If I were a working class post-black kid
I recently discovered that when I was in elementary school in the mid-to-late nineties, two-thirds of Baltimore City public school first-through-fifth graders were reading below grade level. Fortunately, I was reading above grade level during that time. And I don’t credit my elementary school for that, nor do I believe it had to do with any innate ability I possessed.
This isn’t to suggest that I didn’t receive exemplary instruction from very committed, talented, hard-working teachers; I did. Nor do I want to shy away from my aptitude or natural talents. Rather, so much of my success is the result of the efforts from my parents and extended family. After all, it was my mother who encouraged me to read in the early stages of my development and fostered a rich learning environment. She ensured that I had enriching educational experiences during my formative years before I entered the public school system and made sure that I had a solid foundation, both academically and culturally — I sometimes joke that I was initially clueless to the pervasiveness of white hegemony, given that my formal education prior to elementary school was so focused on African American achievement, I was largely unaware of the existence and concerns of white people.
This is an important point to consider; I now understand how it is that members of the white majority can be so culturally unaware and inept. This cultural unawareness can be both empowering and debilitating. My mother tried her hardest to make sure that my education would neither be indoctrination nor subjugation — trying her best to avoid the trap that James Baldwin wrote so fearlessly about. She was so committed to my education that she moved us out of our predominately black, West Baltimore neighborhood and into a more culturally diverse (this means that there were white people) Northwest community so that I had an opportunity to attend a better elementary school.

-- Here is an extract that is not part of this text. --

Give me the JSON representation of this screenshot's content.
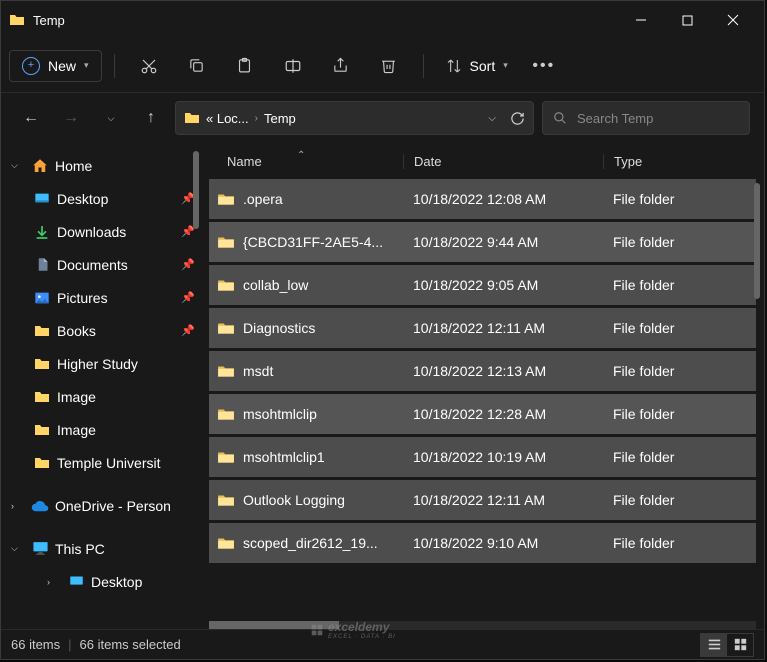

But it wasn’t just my mother. My stepfather, grandparents and countless aunts pushed and guided me toward academic and intellectual pursuits. As an elementary school student and middle schooler, I would watch Charlie Rose with my grandfather and he would interrogate me on world affairs, history and public policy. I would discover James Baldwin on my own, but my mother guided me toward Richard Wright, and her favorite author, Langston Hughes. My aunts introduced me to comic books and speculative fiction, spring-boarding me into a love of writing, reading and literature. The cultivation of any talents that I might possess was truly a family affair and the same has been done with my two younger sisters, who will be entering their final year of high school.
And this is why the riddle of public education is so difficult. I benefited from attending some of the very best public schools that Baltimore City has to offer, but had it not been for the preparation that my family gave me, or for all of their support and encouragement, such opportunities would have surely been wasted. Education is transformational, but the public conversation has been limited in scope and focus; we seem only concerned with schools and teacher performance. This is a mistake. I wrote about this years ago. And so have policy experts and educators across the political spectrum. The public certainly needs excellent schools and excellent teachers; without them, my mother’s hard work would have likely been for naught. But if we don’t address the many other issues that impact educational growth, schools and teachers will only be able to do but so much; this isn’t defeatism, it is fact.
It took quite a bit of work and sacrifice for a solidly working class family to produce three academically inclined children; I shudder to think of what would have become of us if we were truly poor and disadvantaged and left without our industrious, nurturing parents.